The Workers Party of America and the Communist International stand for the right of the Negro to migrate where he will–freely to Africa or anywhere else it may please him to go–or to stay where he will, and to enjoy full, free political, industrial and social equality wherever he may be, in any country on earth. But without your contesting for these rights here and now where you are, these rights cannot be won anywhere.

What of Africa?

The rights of the Negro in Africa are not free for the taking. They have to be fought for, no less than the rights of the Negro in America. The African continent is now under the brutal domination of the most

powerful capitalist governments on earth. Its gold, diamonds, rubber and other products, and the power to exploit African labor, are among the most precious possessions of these foreign aggressors, who will fight to the last with the strongest armies and navies in the world before they will surrender an inch of Africa’s soil. Even the supposedly “independent” African Negro states are being irresistibly encroached upon by these greedy European capitalist states, with the American capitalist government also forcing its way in, to have a share of the spoils for American capitalists.
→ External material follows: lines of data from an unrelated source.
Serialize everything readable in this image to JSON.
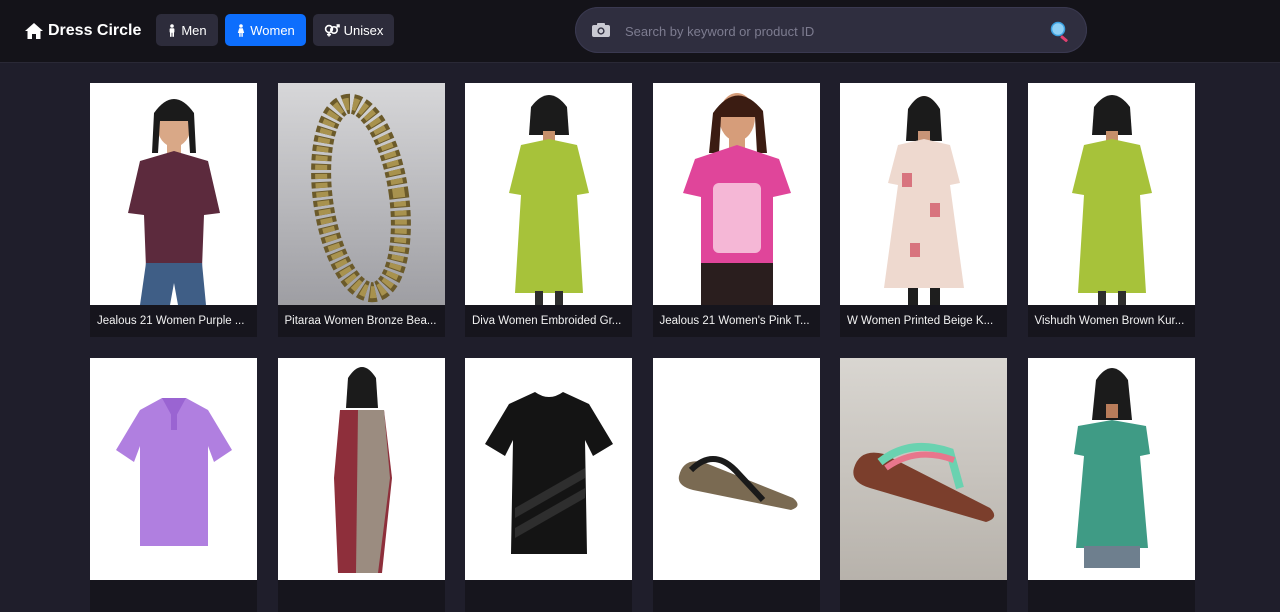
{
  "header": {
    "brand": "Dress Circle",
    "nav": [
      {
        "label": "Men",
        "active": false
      },
      {
        "label": "Women",
        "active": true
      },
      {
        "label": "Unisex",
        "active": false
      }
    ],
    "search": {
      "placeholder": "Search by keyword or product ID",
      "value": ""
    }
  },
  "colors": {
    "accent": "#0d6efd",
    "background": "#1f1e2b",
    "topbar": "#141319"
  },
  "products": [
    {
      "title": "Jealous 21 Women Purple ...",
      "icon": "person-shirt"
    },
    {
      "title": "Pitaraa Women Bronze Bea...",
      "icon": "bangle"
    },
    {
      "title": "Diva Women Embroided Gr...",
      "icon": "person-kurta"
    },
    {
      "title": "Jealous 21 Women's Pink T...",
      "icon": "person-tshirt"
    },
    {
      "title": "W Women Printed Beige K...",
      "icon": "person-dress"
    },
    {
      "title": "Vishudh Women Brown Kur...",
      "icon": "person-kurta"
    },
    {
      "title": "",
      "icon": "polo-shirt"
    },
    {
      "title": "",
      "icon": "person-saree"
    },
    {
      "title": "",
      "icon": "tshirt"
    },
    {
      "title": "",
      "icon": "sandal"
    },
    {
      "title": "",
      "icon": "flip-flop"
    },
    {
      "title": "",
      "icon": "person-top"
    }
  ]
}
Is it, then, possible that these predatory governments would permit or encourage a migration into Africa of a large number of Negroes going there for the purpose of winning their own nationhood and freeing the millions of African people from the exploitation of these very powers? Will the capitalist powers who are seizing Abyssinia’s seaports extend a welcome to tens of thousands of Negroes come to strengthen Abyssinia’s independence? Is it not clear that the supposedly “independent” republic of Liberia is completely under the control of the great powers that are stealing her land on all borders, when the American, French and British ministers, and not the Liberian government, decide the policy of that country? In refusing the recent request of your organization for permission to locate 3,000 immigrants, did not the president of Liberia state as one reason for the refusal “that he is keeping his mind on the obligation of Liberia to the great powers”? Does this not mean that Negro independence in Africa is a farce, and that a fight against capitalism and capitalist governments in Africa, in America, in Europe and thruout the world is a necessity to any plan for Negro freedom?

Can you afford, then, to abstain from fighting against a petty and contemptible Negro-baiting society in any one of these countries, on the theory that such a society will tolerate your efforts for liberation? The Ku Klux Klan will not help you to destroy its father and mother, capitalism and imperialism. It will fight you. You must fight it.

Is it not better for you to issue your defiance to the Ku Klux Klan and the capitalism and the caste system which it supports, and to join hands with the great world movement which is fighting your enemies in all countries?

On behalf of the Negro workers and white workers and workers of all races who are members of our party, we most earnestly request the convention of the Universal Negro Improvement Association to reconsider the resolutions which were passed on the subject of the Ku Klux Klan. We ask you, for the sake of not betraying the Negro Race and the class to which you and we belong, to declare your undying antagonism to the Ku Klux Klan and all that it stands for, and to join us in the determination not to rest until the last filthy trace of it is exterminated from this country.

Fraternally yours,

THE WORKERS PARTY OF AMERICA.

WILLIAM Z. FOSTER, National Chairman. C.E. RUTHENBERG, National Executive Secretary.

The Daily Worker began in 1924 and was published in New York City by the Communist Party US and its predecessor organizations. Among the most long-lasting and important left publications in US history, it had a circulation of 35,000 at its peak. The Daily Worker came from The Ohio Socialist, published by the Left Wing-dominated Socialist Party of Ohio in Cleveland from 1917 to November 1919, when it became became The Toiler, paper of the Communist Labor Party. In December 1921 the above-ground Workers Party of America merged the Toiler with the paper Workers Council to found The Worker, which became The Daily Worker beginning January 13, 1924. National and City (New York and environs) editions exist.